May 15, 2020 / 7:12 PM / 20 days ago

Namibian president cuts ministers' perks in coronavirus fight

WINDHOEK (Reuters) - Namibian president Hage Geingob announced cost-cutting measures on Friday to save up to 200 million Namibian dollars ($10.80 million) as the country battles with the impact of the novel coronavirus.

FILE PHOTO: Namibia's President Hage Geingob addresses the 74th session of the United Nations General Assembly at U.N. headquarters in New York City, New York, U.S., September 25, 2019. REUTERS/Eduardo Munoz

So far, the virus has infected 16 people with 14 recoveries and zero deaths. It has also hit the Namibian economy hard after a five-week lockdown paralysed the country’s productive sectors.

The president’s measures include halting the purchase of all new vehicles for ministers until 2025, scrapping the posts of special advisors to the country’s 14 regional governors and trimming the size of the cabinet to 19 from 26, Presidential spokesperson Alfredo Hengari said on Friday.

The president also put a cap on monthly fuel consumption for top politicians, Hengari said.

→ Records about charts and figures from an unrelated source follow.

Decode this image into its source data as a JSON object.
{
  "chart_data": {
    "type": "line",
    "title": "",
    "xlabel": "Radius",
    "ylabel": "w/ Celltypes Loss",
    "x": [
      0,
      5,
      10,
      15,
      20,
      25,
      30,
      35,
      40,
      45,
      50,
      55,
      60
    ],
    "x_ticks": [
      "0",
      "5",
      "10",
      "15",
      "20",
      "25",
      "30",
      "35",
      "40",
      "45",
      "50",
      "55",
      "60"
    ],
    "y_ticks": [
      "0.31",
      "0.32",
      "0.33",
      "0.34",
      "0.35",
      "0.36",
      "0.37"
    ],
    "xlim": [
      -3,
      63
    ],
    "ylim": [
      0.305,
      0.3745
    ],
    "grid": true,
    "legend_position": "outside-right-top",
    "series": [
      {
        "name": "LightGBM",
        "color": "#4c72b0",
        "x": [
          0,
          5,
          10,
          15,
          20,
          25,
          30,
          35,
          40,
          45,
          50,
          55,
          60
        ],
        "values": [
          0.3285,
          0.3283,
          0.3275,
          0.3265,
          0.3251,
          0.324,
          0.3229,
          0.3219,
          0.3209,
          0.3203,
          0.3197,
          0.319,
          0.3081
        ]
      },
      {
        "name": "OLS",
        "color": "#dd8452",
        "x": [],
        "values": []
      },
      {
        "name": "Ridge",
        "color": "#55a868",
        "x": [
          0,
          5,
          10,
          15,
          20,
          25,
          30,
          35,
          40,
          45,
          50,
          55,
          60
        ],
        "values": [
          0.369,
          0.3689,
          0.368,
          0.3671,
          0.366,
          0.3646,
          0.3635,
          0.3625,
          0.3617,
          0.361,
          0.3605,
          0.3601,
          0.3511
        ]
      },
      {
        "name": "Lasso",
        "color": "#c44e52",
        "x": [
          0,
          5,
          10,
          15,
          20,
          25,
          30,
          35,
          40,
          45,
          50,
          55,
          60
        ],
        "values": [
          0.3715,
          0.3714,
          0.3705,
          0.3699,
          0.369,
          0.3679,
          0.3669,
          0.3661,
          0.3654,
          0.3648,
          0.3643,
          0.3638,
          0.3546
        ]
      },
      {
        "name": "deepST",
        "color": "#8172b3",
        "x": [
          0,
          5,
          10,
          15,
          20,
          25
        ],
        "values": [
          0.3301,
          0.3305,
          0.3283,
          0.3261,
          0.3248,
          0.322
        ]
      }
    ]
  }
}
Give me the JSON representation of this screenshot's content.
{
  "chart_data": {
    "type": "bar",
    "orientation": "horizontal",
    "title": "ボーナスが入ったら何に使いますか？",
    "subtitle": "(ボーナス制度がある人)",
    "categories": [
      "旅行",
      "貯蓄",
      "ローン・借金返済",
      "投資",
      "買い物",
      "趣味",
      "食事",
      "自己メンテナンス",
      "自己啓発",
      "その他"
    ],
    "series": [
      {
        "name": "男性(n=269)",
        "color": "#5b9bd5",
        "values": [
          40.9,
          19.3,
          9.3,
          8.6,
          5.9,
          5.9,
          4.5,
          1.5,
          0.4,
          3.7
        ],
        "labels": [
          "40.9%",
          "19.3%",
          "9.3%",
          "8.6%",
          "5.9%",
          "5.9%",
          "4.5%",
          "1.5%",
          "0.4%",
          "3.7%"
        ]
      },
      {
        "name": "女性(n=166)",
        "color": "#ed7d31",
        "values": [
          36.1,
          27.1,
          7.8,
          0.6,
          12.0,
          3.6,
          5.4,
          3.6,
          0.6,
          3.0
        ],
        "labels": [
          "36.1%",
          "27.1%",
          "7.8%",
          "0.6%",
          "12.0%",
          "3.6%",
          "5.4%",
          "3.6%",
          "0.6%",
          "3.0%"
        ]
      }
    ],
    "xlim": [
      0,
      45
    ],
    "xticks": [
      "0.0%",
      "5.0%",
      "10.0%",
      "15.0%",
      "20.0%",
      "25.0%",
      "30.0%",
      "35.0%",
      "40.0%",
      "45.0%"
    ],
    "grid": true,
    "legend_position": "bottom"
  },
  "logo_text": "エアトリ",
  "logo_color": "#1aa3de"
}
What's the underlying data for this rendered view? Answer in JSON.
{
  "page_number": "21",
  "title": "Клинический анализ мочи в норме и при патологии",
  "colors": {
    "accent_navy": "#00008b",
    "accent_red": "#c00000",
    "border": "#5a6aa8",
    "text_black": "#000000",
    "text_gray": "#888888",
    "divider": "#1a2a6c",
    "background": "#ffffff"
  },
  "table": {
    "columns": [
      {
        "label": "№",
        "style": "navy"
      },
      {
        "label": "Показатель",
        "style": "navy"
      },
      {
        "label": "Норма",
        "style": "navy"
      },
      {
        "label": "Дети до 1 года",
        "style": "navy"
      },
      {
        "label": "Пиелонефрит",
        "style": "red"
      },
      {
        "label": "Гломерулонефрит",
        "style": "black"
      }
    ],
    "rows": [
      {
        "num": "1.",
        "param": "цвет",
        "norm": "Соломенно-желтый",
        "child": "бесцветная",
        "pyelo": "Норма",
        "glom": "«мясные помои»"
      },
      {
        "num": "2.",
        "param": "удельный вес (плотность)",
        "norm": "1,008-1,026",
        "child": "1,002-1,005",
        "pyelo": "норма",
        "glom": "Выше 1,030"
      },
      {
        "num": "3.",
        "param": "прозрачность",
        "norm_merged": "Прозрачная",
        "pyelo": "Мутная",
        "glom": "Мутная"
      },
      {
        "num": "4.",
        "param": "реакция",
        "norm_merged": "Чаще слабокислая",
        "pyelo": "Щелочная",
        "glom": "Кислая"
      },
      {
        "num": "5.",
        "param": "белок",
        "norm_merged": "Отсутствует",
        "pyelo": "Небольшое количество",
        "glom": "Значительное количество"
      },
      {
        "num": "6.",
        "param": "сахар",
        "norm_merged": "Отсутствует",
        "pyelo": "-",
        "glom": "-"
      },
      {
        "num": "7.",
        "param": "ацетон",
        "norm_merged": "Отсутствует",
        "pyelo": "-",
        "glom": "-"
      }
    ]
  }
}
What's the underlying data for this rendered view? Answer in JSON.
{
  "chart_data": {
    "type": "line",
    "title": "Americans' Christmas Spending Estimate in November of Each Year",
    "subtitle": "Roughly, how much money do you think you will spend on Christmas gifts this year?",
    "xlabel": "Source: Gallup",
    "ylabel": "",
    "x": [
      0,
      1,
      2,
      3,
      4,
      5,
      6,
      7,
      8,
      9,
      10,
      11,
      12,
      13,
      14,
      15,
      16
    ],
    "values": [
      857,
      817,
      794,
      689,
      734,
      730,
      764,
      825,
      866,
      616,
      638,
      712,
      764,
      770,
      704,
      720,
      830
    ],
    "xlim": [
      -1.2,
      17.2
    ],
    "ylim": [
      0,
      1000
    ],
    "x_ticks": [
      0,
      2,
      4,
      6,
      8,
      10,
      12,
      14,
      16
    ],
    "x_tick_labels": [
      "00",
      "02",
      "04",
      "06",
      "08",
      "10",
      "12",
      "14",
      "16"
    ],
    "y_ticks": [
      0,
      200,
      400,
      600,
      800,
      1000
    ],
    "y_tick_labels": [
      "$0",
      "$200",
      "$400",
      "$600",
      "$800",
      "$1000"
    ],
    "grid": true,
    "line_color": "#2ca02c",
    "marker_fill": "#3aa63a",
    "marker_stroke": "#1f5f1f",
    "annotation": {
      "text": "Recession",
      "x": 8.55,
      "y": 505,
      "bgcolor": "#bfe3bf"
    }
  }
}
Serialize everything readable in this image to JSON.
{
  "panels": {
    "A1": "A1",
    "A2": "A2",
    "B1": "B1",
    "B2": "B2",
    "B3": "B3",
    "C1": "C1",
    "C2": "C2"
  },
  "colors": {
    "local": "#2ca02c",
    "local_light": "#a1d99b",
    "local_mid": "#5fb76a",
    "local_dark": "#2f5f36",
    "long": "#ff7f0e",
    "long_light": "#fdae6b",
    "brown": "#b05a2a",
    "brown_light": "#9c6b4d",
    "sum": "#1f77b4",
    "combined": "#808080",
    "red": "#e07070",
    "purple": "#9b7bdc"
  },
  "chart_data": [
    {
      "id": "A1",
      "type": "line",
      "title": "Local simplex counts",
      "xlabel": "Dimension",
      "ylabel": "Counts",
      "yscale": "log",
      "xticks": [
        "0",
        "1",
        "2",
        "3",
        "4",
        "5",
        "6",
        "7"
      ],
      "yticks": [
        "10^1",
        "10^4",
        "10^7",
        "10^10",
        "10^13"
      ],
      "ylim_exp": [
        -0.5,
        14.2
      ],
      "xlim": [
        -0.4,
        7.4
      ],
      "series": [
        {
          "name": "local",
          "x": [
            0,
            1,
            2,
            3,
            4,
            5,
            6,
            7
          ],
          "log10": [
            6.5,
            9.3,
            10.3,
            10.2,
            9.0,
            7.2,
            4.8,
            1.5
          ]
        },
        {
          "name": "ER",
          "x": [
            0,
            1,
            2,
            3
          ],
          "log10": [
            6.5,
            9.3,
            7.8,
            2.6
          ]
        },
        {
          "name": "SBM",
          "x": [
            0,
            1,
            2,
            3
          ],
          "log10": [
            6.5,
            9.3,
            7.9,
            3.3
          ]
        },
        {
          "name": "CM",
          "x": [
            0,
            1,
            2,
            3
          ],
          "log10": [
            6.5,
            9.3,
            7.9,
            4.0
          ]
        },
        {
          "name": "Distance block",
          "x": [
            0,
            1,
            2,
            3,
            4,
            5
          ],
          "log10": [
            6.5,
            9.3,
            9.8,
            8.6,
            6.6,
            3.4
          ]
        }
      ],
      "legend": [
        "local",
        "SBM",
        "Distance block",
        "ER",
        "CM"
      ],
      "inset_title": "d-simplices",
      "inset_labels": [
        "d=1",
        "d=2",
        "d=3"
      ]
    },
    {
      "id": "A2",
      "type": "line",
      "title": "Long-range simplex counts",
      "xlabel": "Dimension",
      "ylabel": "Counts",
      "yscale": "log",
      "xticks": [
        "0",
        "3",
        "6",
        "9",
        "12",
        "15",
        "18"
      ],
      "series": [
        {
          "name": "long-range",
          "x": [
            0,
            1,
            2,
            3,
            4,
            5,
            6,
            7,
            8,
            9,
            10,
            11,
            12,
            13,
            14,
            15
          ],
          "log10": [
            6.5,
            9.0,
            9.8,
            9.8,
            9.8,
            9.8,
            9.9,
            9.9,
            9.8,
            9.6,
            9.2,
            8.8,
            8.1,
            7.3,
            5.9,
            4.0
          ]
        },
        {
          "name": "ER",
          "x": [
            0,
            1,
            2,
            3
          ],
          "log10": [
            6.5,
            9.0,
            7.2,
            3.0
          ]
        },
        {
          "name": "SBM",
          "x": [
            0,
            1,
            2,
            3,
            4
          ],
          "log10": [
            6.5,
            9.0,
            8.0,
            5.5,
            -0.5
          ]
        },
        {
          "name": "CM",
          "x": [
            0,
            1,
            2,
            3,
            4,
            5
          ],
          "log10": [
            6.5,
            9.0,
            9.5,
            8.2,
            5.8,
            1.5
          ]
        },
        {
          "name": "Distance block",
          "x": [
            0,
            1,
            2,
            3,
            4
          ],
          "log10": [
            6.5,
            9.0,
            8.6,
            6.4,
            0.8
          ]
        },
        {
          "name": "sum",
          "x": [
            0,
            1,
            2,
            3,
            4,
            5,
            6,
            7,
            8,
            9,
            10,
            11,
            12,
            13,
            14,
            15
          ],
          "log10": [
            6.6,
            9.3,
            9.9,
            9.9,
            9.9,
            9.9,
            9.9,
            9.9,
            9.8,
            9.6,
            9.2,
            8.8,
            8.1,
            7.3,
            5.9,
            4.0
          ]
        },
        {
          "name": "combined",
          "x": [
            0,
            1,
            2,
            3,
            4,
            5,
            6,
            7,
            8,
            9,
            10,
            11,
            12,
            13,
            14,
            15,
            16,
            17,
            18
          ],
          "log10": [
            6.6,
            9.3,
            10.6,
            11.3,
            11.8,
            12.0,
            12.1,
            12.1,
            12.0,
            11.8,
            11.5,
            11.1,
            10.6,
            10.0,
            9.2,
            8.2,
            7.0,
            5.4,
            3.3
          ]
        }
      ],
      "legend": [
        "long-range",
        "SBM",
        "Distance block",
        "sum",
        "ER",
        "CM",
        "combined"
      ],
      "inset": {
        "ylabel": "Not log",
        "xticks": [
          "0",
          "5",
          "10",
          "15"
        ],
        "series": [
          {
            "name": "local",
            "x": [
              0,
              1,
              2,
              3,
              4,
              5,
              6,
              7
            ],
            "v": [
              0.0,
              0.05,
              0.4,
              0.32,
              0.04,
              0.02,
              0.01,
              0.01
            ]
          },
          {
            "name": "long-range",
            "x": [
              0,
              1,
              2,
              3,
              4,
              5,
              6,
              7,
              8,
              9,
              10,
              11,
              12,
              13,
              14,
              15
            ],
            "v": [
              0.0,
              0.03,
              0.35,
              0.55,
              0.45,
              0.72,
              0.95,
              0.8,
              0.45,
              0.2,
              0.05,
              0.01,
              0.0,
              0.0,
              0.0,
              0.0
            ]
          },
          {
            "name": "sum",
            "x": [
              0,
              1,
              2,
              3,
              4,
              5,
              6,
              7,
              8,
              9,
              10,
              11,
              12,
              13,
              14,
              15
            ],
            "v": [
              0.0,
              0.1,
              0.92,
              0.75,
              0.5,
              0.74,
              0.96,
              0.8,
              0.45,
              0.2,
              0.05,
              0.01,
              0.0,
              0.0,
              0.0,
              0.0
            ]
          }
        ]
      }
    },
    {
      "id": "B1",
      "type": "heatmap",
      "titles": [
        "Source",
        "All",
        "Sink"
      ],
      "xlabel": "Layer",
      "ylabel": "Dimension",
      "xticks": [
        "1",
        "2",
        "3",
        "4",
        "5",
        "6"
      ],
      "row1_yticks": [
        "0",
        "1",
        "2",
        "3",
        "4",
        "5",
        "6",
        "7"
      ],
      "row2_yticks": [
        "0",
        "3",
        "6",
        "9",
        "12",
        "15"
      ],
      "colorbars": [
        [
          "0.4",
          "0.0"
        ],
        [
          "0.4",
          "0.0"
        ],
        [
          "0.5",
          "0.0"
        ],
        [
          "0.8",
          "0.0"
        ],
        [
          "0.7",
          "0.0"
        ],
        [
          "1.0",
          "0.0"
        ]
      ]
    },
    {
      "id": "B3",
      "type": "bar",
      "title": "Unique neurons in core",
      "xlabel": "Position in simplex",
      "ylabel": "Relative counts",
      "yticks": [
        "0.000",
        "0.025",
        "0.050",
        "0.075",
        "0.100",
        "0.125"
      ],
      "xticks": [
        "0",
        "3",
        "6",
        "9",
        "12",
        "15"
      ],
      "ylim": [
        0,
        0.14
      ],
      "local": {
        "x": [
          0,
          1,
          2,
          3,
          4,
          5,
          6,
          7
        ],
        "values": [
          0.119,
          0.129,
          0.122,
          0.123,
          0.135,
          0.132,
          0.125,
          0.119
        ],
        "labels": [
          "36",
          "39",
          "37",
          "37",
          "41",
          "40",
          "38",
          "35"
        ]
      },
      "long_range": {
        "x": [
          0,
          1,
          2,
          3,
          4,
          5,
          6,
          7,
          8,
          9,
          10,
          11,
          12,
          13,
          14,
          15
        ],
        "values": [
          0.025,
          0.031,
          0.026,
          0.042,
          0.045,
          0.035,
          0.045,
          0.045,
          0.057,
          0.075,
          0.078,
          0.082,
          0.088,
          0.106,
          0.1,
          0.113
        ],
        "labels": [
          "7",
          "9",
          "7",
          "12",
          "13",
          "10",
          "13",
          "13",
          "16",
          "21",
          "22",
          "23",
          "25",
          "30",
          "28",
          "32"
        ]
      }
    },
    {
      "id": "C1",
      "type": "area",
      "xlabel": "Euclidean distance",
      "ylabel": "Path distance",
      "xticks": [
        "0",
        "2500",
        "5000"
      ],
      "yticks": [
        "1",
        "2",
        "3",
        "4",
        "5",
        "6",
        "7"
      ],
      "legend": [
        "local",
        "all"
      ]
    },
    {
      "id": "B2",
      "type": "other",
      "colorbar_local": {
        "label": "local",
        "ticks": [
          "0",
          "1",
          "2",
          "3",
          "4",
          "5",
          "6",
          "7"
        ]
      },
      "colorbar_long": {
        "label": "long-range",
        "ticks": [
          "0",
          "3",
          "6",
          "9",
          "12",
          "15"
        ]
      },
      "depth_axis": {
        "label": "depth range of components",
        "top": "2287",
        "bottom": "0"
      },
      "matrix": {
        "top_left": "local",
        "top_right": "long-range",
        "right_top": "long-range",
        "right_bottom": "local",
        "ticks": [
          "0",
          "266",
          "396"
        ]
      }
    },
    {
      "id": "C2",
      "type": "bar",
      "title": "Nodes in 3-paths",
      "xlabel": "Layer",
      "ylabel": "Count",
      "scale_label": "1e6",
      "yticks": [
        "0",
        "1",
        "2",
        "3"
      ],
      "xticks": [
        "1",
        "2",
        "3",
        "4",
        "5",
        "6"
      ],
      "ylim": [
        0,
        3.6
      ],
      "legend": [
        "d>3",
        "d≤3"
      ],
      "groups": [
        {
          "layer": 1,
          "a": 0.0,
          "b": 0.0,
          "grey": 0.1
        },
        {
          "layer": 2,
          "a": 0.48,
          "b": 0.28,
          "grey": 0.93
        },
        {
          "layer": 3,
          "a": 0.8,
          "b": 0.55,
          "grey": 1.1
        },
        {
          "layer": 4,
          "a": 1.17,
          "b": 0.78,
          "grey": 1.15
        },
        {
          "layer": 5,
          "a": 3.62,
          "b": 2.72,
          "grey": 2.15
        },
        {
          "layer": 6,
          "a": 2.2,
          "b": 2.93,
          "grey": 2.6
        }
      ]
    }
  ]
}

Namibian ministers and their deputies each qualify for a top of the range luxury car, such as Mercedes-Benz or BMW, and an off-road vehicle.

The measures are meant to help save 200 million Namibian dollars over the next five years.

Geingob has been on a charm offensive since the beginning of his second term of office on March 21 after a poor showing during the country’s highly-contested November 2019 presidential and parliamentary elections.

He has taken measures that are radical compared with his actions during his previous four-year tenure and he has sought to retain support during the coronavirus outbreak.

He appointed one of Africa’s youngest cabinet members yet, Emma Theofelus, 23, as Namibia’s information, communication and technology deputy minister, a week after the coronavirus hit the country.

The president also broke ranks with party tradition and appointed the leader of an opposition party as the new deputy minister of health.